Несколько из тех, кто сидел в нижнем конце стола, отодвинули свои стулья, когда я подошел, и казались желающими дать генералу лучший вид на меня.
Подавленный несчастьем своей судьбы, стоя в ожидании смерти, я чувствовал, как будто одно слово, один взгляд раздавили бы меня еще мгновение назад; но теперь, когда я стоял там, перед этой группой зрителей, чьи глаза сканировали меня с взглядами дерзкого презрения или еще более оскорбительного любопытства, чувство гордого вызова охватило меня, чтобы противостоять и бросить им вызов взглядами, высокомерными и презрительными, как их собственные. Мне казалось таким низким и недостойным делом вызывать бедного беднягу перед ними, как будто чтобы разжечь их новый аппетит к наслаждению видом его страданий, что негодующий гнев овладел мной, и я выпрямился во весь рост и смотрел на них спокойно и твердо.
«Ну что ж!» — вскричал глубокий, командирский голос с дальнего конца стола, который я сразу узнал как голос главнокомандующего. — «Ну что ж, господа, теперь мы имеем честь видеть среди нас героя Рейна! Это тот самый выдающийся человек, чьей доблестью был осуществлен переход через реку, а швабская пехота отрезана при отступлении! Разве не так, сударь?» — сказал он, обращаясь ко мне со свирепым взглядом.
«Я внес свою лепту в этот подвиг!» — ответил я с холодным видом вызова.
«Parbleu! Вы скромны, сударь. Так же, как и каждый барабанщик, выбивавший свою дробь! Но ваша роль была ролью великого полководца, если я не ошибаюсь?»
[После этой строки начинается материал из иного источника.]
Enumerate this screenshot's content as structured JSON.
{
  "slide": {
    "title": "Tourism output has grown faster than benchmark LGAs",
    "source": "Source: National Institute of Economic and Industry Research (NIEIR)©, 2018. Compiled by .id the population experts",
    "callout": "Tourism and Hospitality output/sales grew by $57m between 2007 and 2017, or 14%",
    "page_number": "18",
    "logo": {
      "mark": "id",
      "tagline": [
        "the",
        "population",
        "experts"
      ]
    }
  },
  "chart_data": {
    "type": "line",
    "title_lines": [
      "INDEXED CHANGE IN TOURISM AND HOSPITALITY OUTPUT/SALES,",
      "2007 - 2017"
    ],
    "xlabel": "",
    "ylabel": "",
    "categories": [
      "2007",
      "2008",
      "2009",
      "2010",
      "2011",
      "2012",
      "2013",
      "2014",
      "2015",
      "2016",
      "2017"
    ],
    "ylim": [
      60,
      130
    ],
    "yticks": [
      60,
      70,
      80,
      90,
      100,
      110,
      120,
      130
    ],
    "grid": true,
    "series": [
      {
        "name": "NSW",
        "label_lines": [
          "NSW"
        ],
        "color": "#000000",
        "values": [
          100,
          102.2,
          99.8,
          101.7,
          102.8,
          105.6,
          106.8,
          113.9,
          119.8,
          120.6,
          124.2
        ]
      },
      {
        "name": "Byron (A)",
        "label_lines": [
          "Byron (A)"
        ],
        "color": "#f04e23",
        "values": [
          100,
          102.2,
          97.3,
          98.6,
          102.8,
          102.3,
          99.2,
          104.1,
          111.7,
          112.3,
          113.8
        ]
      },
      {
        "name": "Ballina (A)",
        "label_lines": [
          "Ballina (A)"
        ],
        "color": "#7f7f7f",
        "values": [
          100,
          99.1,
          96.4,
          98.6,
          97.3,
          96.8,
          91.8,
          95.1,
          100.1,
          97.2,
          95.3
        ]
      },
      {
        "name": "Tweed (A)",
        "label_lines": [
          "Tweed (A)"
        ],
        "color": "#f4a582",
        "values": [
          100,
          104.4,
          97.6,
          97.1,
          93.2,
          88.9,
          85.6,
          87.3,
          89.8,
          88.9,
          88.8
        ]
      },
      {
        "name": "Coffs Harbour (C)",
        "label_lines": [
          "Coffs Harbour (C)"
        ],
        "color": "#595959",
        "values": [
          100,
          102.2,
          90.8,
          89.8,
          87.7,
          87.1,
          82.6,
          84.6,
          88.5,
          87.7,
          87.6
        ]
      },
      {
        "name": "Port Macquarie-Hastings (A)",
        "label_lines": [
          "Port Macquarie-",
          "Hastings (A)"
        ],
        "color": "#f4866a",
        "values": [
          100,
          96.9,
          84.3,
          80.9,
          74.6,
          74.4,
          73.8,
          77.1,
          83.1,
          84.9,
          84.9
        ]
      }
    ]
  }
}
Я не ответил, но стоял твердо и невозмутимо.
«Как вы называете остров, который вы обессмертили своей доблестью?»
[pg 636]
«Фельс-Инзель, сударь».
«Господа, давайте выпьем за героя Фельс-Инзеля», — сказал он, поднимая бокал, чтобы слуга наполнил его. — «Полную чашу — полную, до краев! И пусть он тоже произнесет тост, в котором его интерес должен быть столь краток. Дай ему бокал, Контард».
«Его руки связаны, mon general».
«Тогда немедленно освободи их».
Приказ был исполнен в секунду; и я, собрав все свое мужество, чтобы казаться таким же спокойным и безразличным, как они, поднес бокал к губам и осушил его.
«А теперь еще бокал за здоровье этой прекрасной дамы, чьим заступничеством мы обязаны удовольствию видеть вас в нашей компании», — сказал генерал.
«С удовольствием, — сказал я, — и пусть столь прекрасная особа редко оказывается в обществе, столь ее недостойном!»
За дерзостью этих слов последовал настоящий взрыв хохота; среди которого меня полутолкали, полутащили к концу стола, где сидел генерал.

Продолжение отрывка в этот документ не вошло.